Même dans le Mali profond, des citoyens diffusent les informations à travers des directs sur les médias sociaux.  Dans un contexte d’insécurité, de fragilité des rédactions et d’absence de cadre légal clair pour la presse en ligne, ce journalisme spontané remplit un vide. Il transforme les téléphones en micros, les grins en rédactions numériques, les témoins en sentinelles. Mais entre alerte utile et intox virale, la frontière est fine.
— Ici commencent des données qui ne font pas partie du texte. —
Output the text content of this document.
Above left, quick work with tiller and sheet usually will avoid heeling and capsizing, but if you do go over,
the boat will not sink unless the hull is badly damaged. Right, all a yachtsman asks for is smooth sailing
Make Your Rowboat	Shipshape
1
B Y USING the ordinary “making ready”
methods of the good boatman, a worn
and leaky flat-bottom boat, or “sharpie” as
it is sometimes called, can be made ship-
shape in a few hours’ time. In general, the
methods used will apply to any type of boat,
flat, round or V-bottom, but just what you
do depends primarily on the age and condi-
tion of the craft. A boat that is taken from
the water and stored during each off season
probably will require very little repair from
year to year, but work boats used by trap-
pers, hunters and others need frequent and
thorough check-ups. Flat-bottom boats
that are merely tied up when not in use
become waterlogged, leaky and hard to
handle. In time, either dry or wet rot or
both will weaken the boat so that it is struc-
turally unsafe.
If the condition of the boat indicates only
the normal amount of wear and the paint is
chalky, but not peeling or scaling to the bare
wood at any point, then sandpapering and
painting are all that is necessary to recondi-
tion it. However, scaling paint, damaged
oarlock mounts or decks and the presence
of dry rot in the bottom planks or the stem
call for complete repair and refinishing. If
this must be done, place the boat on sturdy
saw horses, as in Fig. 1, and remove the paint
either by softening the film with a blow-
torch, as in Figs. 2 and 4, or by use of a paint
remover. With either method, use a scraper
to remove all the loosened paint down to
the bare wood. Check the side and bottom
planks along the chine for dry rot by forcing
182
23 millions de journalistes

Le rôle du citoyen témoin s’est considérablement amplifié avec l’émergence du journalisme participatif : chaque individu muni d’un smartphone devient potentiellement un relais d’information — voire une arme informationnelle. L’étude « Aren’t we all journalists? » menée en 2025 décrit comment, en période de tensions au Mali, vidéos amateurs et posts sur X ou WhatsApp deviennent à la fois des « réseaux de vigilance » et des vecteurs d’influence. La frontière est mince entre témoin civique et propagandiste : selon le contexte, un même contenu peut alerter, manipuler ou désinformer.

Dans le contexte malien, le journalisme citoyen permet d’alerter en temps réel, de documenter des abus et de donner la parole aux communautés souvent invisibilisées. Mais il peut aussi semer la panique, comme des fausses attaques massivement partagées avant d’être démenties.
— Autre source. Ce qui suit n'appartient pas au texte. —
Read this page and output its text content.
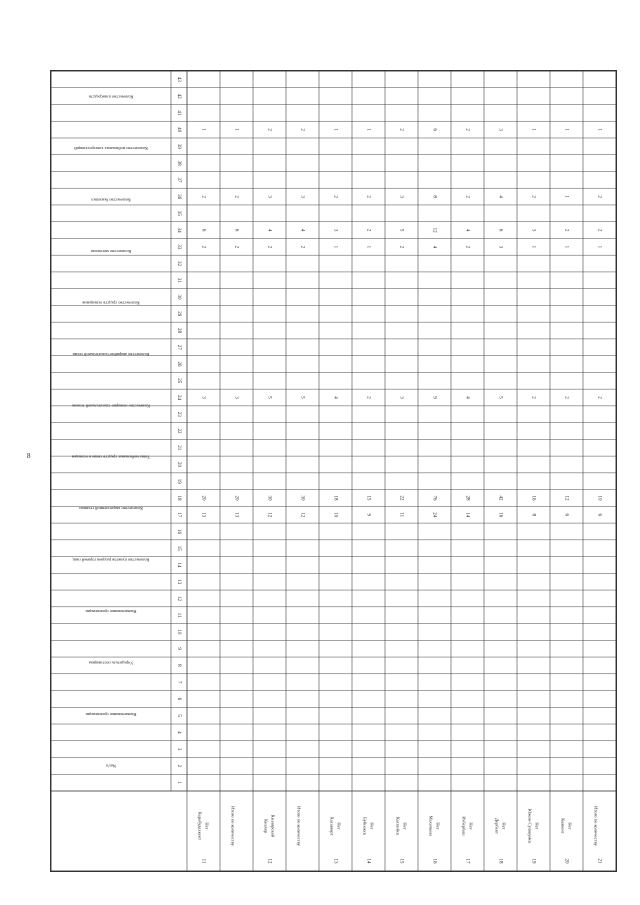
8
43
42
41
40
39
38
37
36
35
34
33
32
31
30
29
28
27
26
25
24
23
22
21
20
19
18
17
16
15
14
13
12
11
10
9
8
7
6
5
4
3
2
1
№п/п
Наименование организации
Учредитель поставщика
Наименование организации
Количество пунктов раздачи горячей пищ
Количество закрепленной техники
Типы мобильных средств связи и оснащен
Количество пожарно-спасательной техник
Количество аварийно-спасательной техни
Количество средств освещения
Количество мотопомп
Количество бензопил
Количество мобильных электростанций
Количество плавсредств
Карабудахкент Нет
11
1
2
6
2
3
20
13
Итого по количеству
1
2
6
2
3
20
13
Кизляр Кизлярский
12
2
3
4
2
5
30
12
Итого по количеству
2
3
4
2
5
30
12
Хасавюрт Нет
13
1
2
3
1
4
18
10
Буйнакск Нет
14
1
2
2
1
2
15
9
Каспийск Нет
15
2
3
5
2
3
22
11
Махачкала Нет
16
6
8
12
4
9
76
24
Избербаш Нет
17
2
2
4
2
4
28
14
Дербент Нет
18
3
4
6
3
5
42
16
Южно-Сухокумск Нет
19
1
2
3
1
2
16
8
Каякент Нет
20
1
1
2
1
2
12
6
Итого по количеству
21
1
2
2
1
2
10
6
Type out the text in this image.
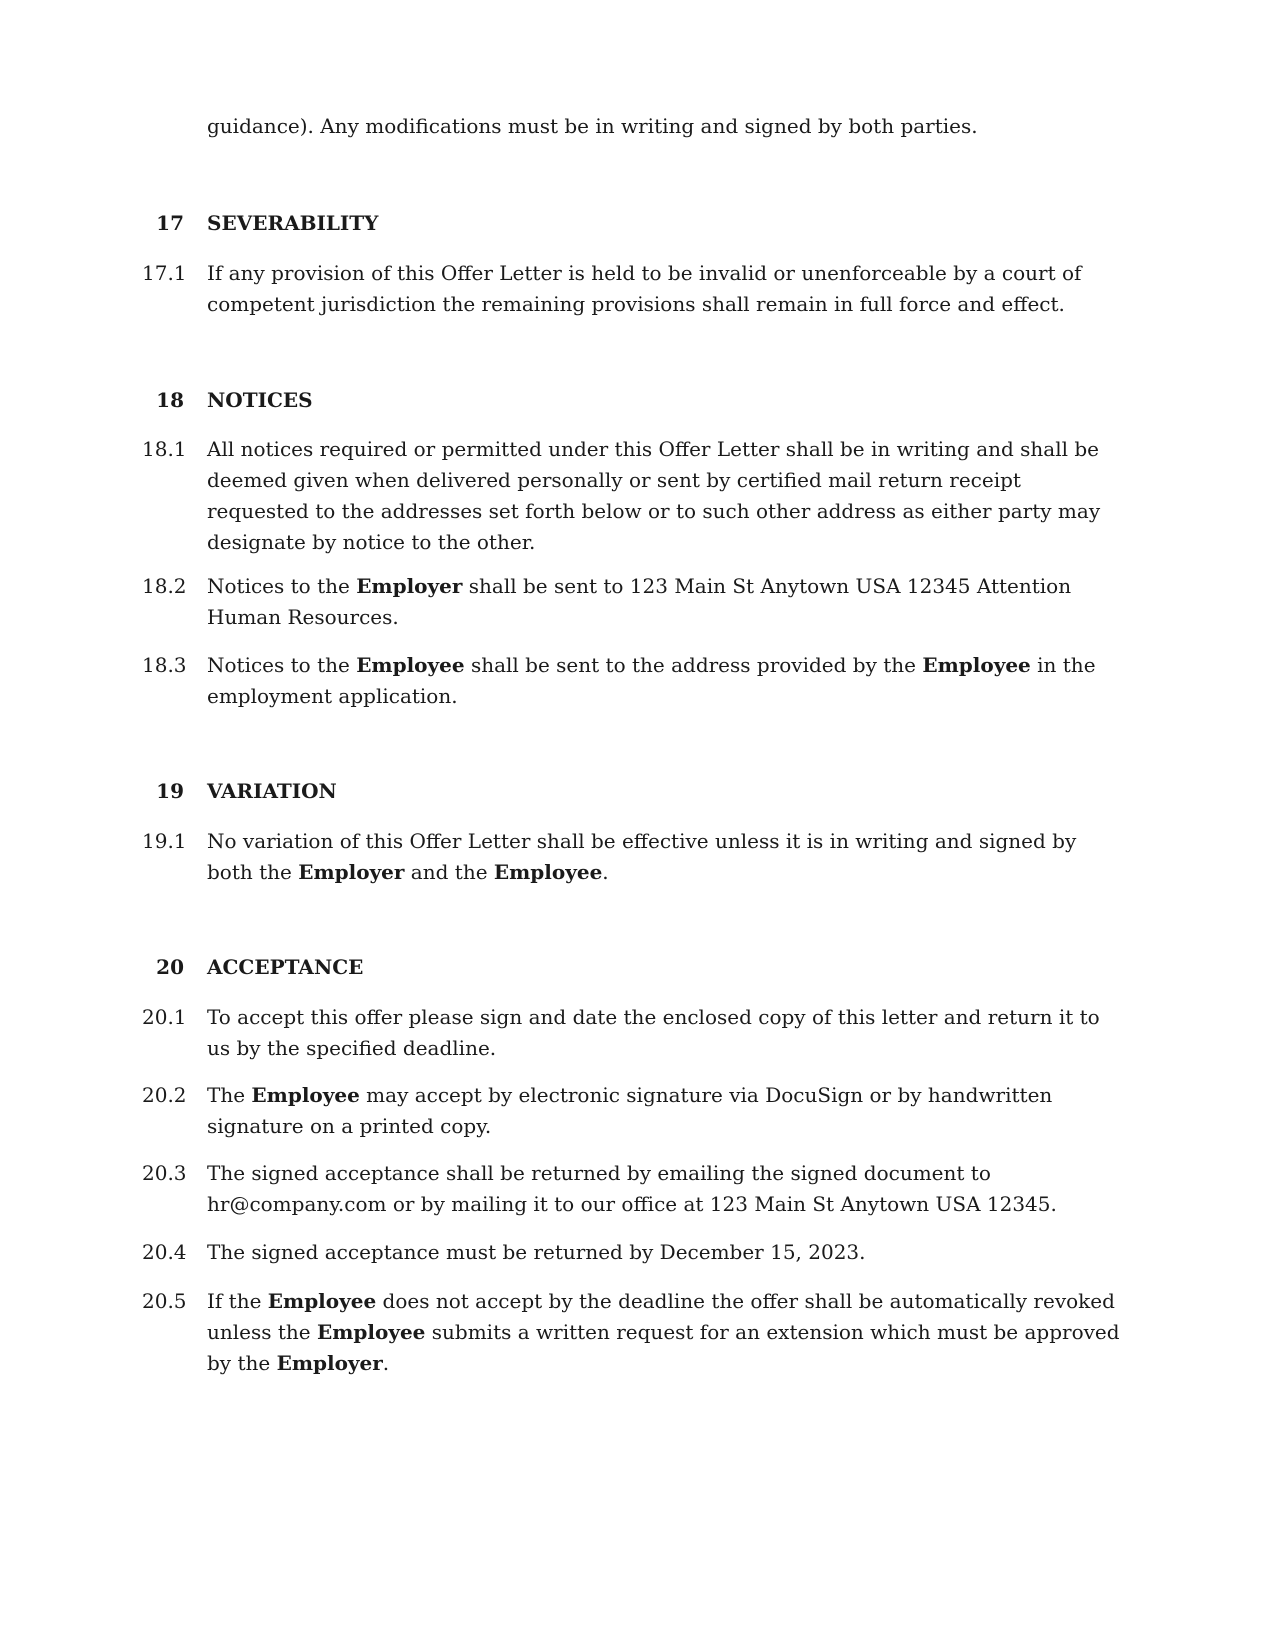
guidance). Any modifications must be in writing and signed by both parties.

17 SEVERABILITY
17.1 If any provision of this Offer Letter is held to be invalid or unenforceable by a court of competent jurisdiction the remaining provisions shall remain in full force and effect.
18 NOTICES
18.1 All notices required or permitted under this Offer Letter shall be in writing and shall be deemed given when delivered personally or sent by certified mail return receipt requested to the addresses set forth below or to such other address as either party may designate by notice to the other.
18.2 Notices to the Employer shall be sent to 123 Main St Anytown USA 12345 Attention Human Resources.
18.3 Notices to the Employee shall be sent to the address provided by the Employee in the employment application.
19 VARIATION
19.1 No variation of this Offer Letter shall be effective unless it is in writing and signed by both the Employer and the Employee.
20 ACCEPTANCE
20.1 To accept this offer please sign and date the enclosed copy of this letter and return it to us by the specified deadline.
20.2 The Employee may accept by electronic signature via DocuSign or by handwritten signature on a printed copy.
20.3 The signed acceptance shall be returned by emailing the signed document to hr@company.com or by mailing it to our office at 123 Main St Anytown USA 12345.
20.4 The signed acceptance must be returned by December 15, 2023.
20.5 If the Employee does not accept by the deadline the offer shall be automatically revoked unless the Employee submits a written request for an extension which must be approved by the Employer.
Publier du faux n’est pas sans conséquence. L’article 22 de la loi n° 2019-056 sur la cybercriminalité punit de 10 ans de prison et 50 millions FCFA d’amende toute diffusion d’informations haineuses ou mensongères. Pourtant, la désinformation involontaire reste fréquente. Dans un pays où l’éducation aux médias est limitée, des citoyens partagent des vidéos ou des images sans vérifier leur source, souvent poussés par l’émotion ou l’urgence.
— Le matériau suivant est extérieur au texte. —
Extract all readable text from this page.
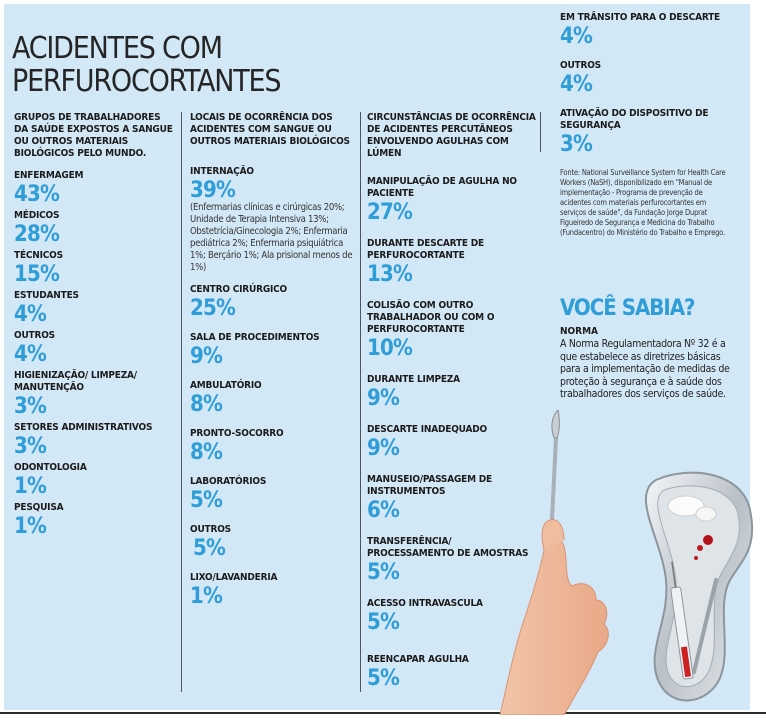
ACIDENTES COM
PERFUROCORTANTES
GRUPOS DE TRABALHADORES DA SAÚDE EXPOSTOS A SANGUE OU OUTROS MATERIAIS BIOLÓGICOS PELO MUNDO.
ENFERMAGEM
43%
MÉDICOS
28%
TÉCNICOS
15%
ESTUDANTES
4%
OUTROS
4%
HIGIENIZAÇÃO/ LIMPEZA/ MANUTENÇÃO
3%
SETORES ADMINISTRATIVOS
3%
ODONTOLOGIA
1%
PESQUISA
1%
LOCAIS DE OCORRÊNCIA DOS ACIDENTES COM SANGUE OU OUTROS MATERIAIS BIOLÓGICOS
INTERNAÇÃO
39%
(Enfermarias clínicas e cirúrgicas 20%; Unidade de Terapia Intensiva 13%; Obstetrícia/Ginecologia 2%; Enfermaria pediátrica 2%; Enfermaria psiquiátrica 1%; Berçário 1%; Ala prisional menos de 1%)
CENTRO CIRÚRGICO
25%
SALA DE PROCEDIMENTOS
9%
AMBULATÓRIO
8%
PRONTO-SOCORRO
8%
LABORATÓRIOS
5%
OUTROS
5%
LIXO/LAVANDERIA
1%
CIRCUNSTÂNCIAS DE OCORRÊNCIA DE ACIDENTES PERCUTÂNEOS ENVOLVENDO AGULHAS COM LÚMEN
MANIPULAÇÃO DE AGULHA NO PACIENTE
27%
DURANTE DESCARTE DE PERFUROCORTANTE
13%
COLISÃO COM OUTRO TRABALHADOR OU COM O PERFUROCORTANTE
10%
DURANTE LIMPEZA
9%
DESCARTE INADEQUADO
9%
MANUSEIO/PASSAGEM DE INSTRUMENTOS
6%
TRANSFERÊNCIA/ PROCESSAMENTO DE AMOSTRAS
5%
ACESSO INTRAVASCULA
5%
REENCAPAR AGULHA
5%
EM TRÂNSITO PARA O DESCARTE
4%
OUTROS
4%
ATIVAÇÃO DO DISPOSITIVO DE SEGURANÇA
3%
Fonte: National Surveillance System for Health Care Workers (NaSH), disponibilizado em "Manual de implementação - Programa de prevenção de acidentes com materiais perfurocortantes em serviços de saúde", da Fundação Jorge Duprat Figueiredo de Segurança e Medicina do Trabalho (Fundacentro) do Ministério do Trabalho e Emprego.
VOCÊ SABIA?
NORMA
A Norma Regulamentadora Nº 32 é a que estabelece as diretrizes básicas para a implementação de medidas de proteção à segurança e à saúde dos trabalhadores dos serviços de saúde.
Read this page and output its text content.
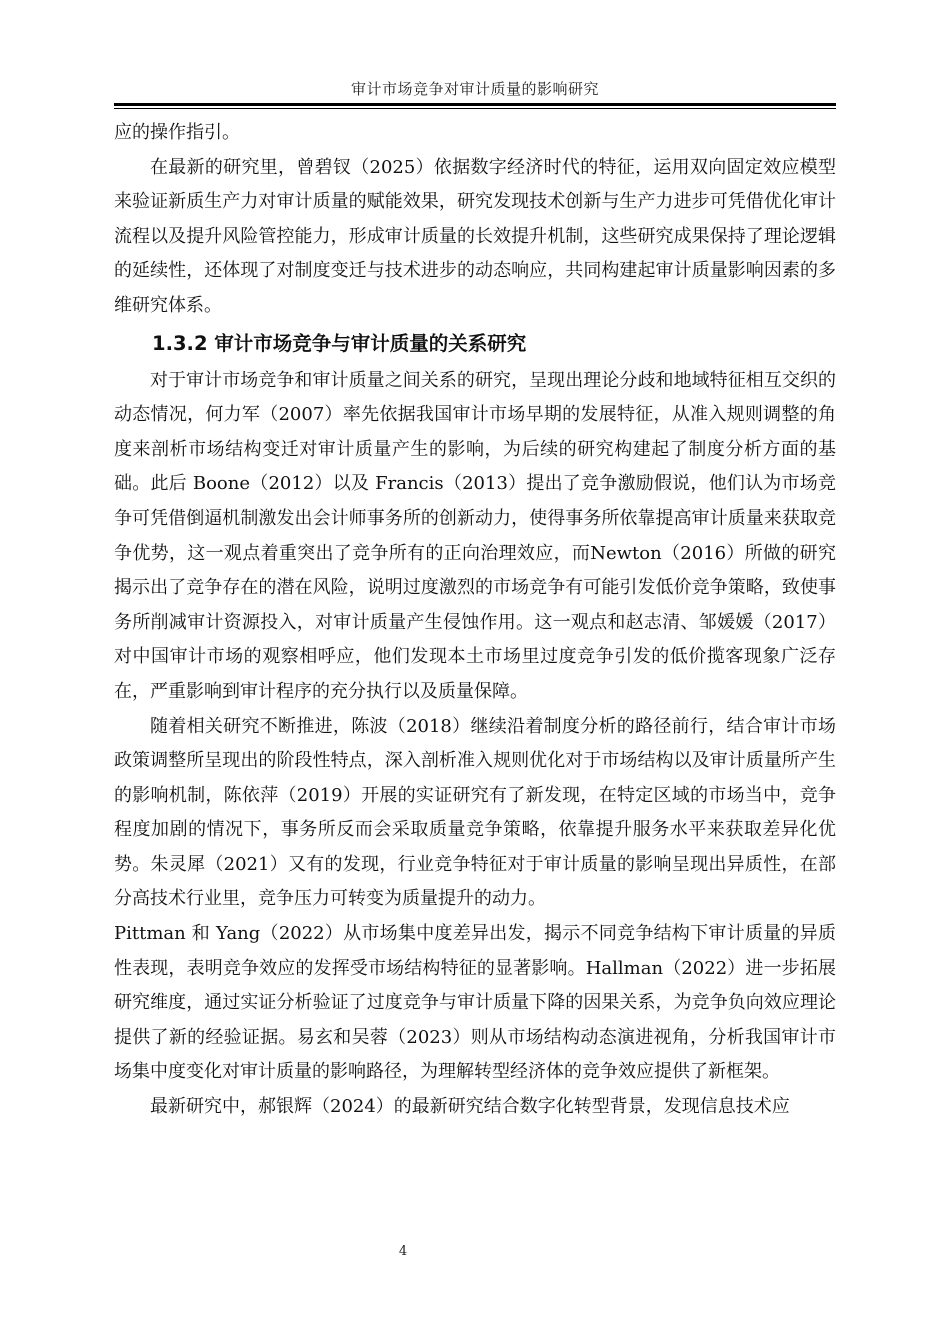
审计市场竞争对审计质量的影响研究

应的操作指引。

在最新的研究里，曾碧钗（2025）依据数字经济时代的特征，运用双向固定效应模型来验证新质生产力对审计质量的赋能效果，研究发现技术创新与生产力进步可凭借优化审计流程以及提升风险管控能力，形成审计质量的长效提升机制，这些研究成果保持了理论逻辑的延续性，还体现了对制度变迁与技术进步的动态响应，共同构建起审计质量影响因素的多维研究体系。

1.3.2 审计市场竞争与审计质量的关系研究

对于审计市场竞争和审计质量之间关系的研究，呈现出理论分歧和地域特征相互交织的动态情况，何力军（2007）率先依据我国审计市场早期的发展特征，从准入规则调整的角度来剖析市场结构变迁对审计质量产生的影响，为后续的研究构建起了制度分析方面的基础。此后 Boone（2012）以及 Francis（2013）提出了竞争激励假说，他们认为市场竞争可凭借倒逼机制激发出会计师事务所的创新动力，使得事务所依靠提高审计质量来获取竞争优势，这一观点着重突出了竞争所有的正向治理效应，而Newton（2016）所做的研究揭示出了竞争存在的潜在风险，说明过度激烈的市场竞争有可能引发低价竞争策略，致使事务所削减审计资源投入，对审计质量产生侵蚀作用。这一观点和赵志清、邹媛媛（2017）对中国审计市场的观察相呼应，他们发现本土市场里过度竞争引发的低价揽客现象广泛存在，严重影响到审计程序的充分执行以及质量保障。

随着相关研究不断推进，陈波（2018）继续沿着制度分析的路径前行，结合审计市场政策调整所呈现出的阶段性特点，深入剖析准入规则优化对于市场结构以及审计质量所产生的影响机制，陈依萍（2019）开展的实证研究有了新发现，在特定区域的市场当中，竞争程度加剧的情况下，事务所反而会采取质量竞争策略，依靠提升服务水平来获取差异化优势。朱灵犀（2021）又有的发现，行业竞争特征对于审计质量的影响呈现出异质性，在部分高技术行业里，竞争压力可转变为质量提升的动力。

Pittman 和 Yang（2022）从市场集中度差异出发，揭示不同竞争结构下审计质量的异质性表现，表明竞争效应的发挥受市场结构特征的显著影响。Hallman（2022）进一步拓展研究维度，通过实证分析验证了过度竞争与审计质量下降的因果关系，为竞争负向效应理论提供了新的经验证据。易玄和吴蓉（2023）则从市场结构动态演进视角，分析我国审计市场集中度变化对审计质量的影响路径，为理解转型经济体的竞争效应提供了新框架。

最新研究中，郝银辉（2024）的最新研究结合数字化转型背景，发现信息技术应

4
Être citoyen numérique responsable

Les réseaux sociaux ont donné du pouvoir à chacun. Informer, témoigner, alerter, montrer ce que les médias oublient : tout cela est désormais possible, et c’est une force. Mais sans repères, ce pouvoir devient dangereux. Car quand tout le monde informe sans méthode, c’est la confusion qui l’emporte.

Avoir un smartphone ne fait pas de nous un journaliste. Informer, ce n’est pas juste partager une vidéo ou un message sur WhatsApp. C’est aussi vérifier les faits, comprendre les enjeux, mesurer les conséquences. Une image détournée, un audio sans source, une rumeur mal relayée suffit pour semer la peur, la haine, ou la violence. Il ne s’agit pas de faire taire les voix citoyennes. Il s’agit de les accompagner, de les former, de les responsabiliser. Il faut apprendre aux jeunes à bien utiliser les réseaux, intégrer l’éducation aux médias dans les écoles et renforcer les plateformes de vérification des faits.

Le journalisme citoyen a sa place. Il doit continuer, mais avec conscience. Parce qu’informer, ce n’est pas neutre. Informer, c’est agir. Et mal informer, c’est trahir ceux qui nous suivent.